Leverkusen – So richtig würde es keiner zugeben von den Verantwortlichen von Bayer 04 Leverkusen. Aber insgeheim hatten sie schon gehofft, dass Xabi Alonso zaubern kann. Dass das, was sich am vergangenen Samstag beim 4:0-Sieg über den FC Schalke 04 zugetragen hatte, die Wahrheit war. Dass alle Probleme, die den Vorjahresdritten zur größten Enttäuschung der aktuellen Bundesliga-Saison gemacht haben, über Nacht irgendwie verschwinden würden.

Aber dann kam die Champions League, der FC Porto, die erste richtige Herausforderung für den Trainer, der erst seit Donnerstag vergangener Woche im Amt ist. Und alle mussten sehen, dass der Welt- und zweifache Europameister Xabi Alonso als Trainer nicht zaubern kann, denn alle Probleme sind noch da. „Das war eine Lektion“, erklärte der 40-Jährige nach der 0:3-Niederlage, die seine Spieler einem guten, aber nicht herausragenden Champions-League-Gegner auf dem Silbertablett serviert hatten.

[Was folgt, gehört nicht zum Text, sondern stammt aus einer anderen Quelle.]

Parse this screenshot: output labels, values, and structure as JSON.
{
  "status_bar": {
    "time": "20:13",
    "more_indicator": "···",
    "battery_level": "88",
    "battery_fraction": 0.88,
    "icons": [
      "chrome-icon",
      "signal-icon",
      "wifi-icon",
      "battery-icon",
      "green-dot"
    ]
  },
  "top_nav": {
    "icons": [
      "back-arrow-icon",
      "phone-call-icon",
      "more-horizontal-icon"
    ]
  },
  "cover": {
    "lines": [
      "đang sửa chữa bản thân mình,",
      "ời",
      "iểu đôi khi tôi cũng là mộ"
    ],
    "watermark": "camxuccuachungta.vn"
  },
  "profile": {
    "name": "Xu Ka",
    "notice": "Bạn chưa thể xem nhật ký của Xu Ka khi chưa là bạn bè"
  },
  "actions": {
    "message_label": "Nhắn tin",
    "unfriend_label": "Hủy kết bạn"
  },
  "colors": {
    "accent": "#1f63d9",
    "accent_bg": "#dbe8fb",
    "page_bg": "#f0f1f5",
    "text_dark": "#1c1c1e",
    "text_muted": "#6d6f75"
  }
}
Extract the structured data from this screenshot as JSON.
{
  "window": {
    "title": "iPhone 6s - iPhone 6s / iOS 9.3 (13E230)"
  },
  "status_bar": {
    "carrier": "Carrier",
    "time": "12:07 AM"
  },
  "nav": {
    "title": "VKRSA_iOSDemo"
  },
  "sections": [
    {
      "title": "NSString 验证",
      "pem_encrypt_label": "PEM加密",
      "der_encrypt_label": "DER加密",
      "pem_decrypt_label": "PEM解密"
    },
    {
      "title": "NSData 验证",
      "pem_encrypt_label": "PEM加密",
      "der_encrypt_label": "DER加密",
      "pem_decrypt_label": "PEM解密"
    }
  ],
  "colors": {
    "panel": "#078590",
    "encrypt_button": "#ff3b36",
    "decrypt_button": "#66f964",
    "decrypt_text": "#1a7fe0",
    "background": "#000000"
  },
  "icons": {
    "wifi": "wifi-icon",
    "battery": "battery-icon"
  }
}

In der ersten Stunde des Spiels konnte man gut sehen, was der als Spieler herausragende Mittelfeldstratege mit seiner Mannschaft vorhat. Auf der Basis einer aktiven Dreierkette soll die Mannschaft im Zentrum Kontrolle über das Spiel gewinnen, das Geschehen weit in die Hälfte des Gegners verlagern und nach Ballverlusten nah am Mann die Bälle schnell zurückgewinnen.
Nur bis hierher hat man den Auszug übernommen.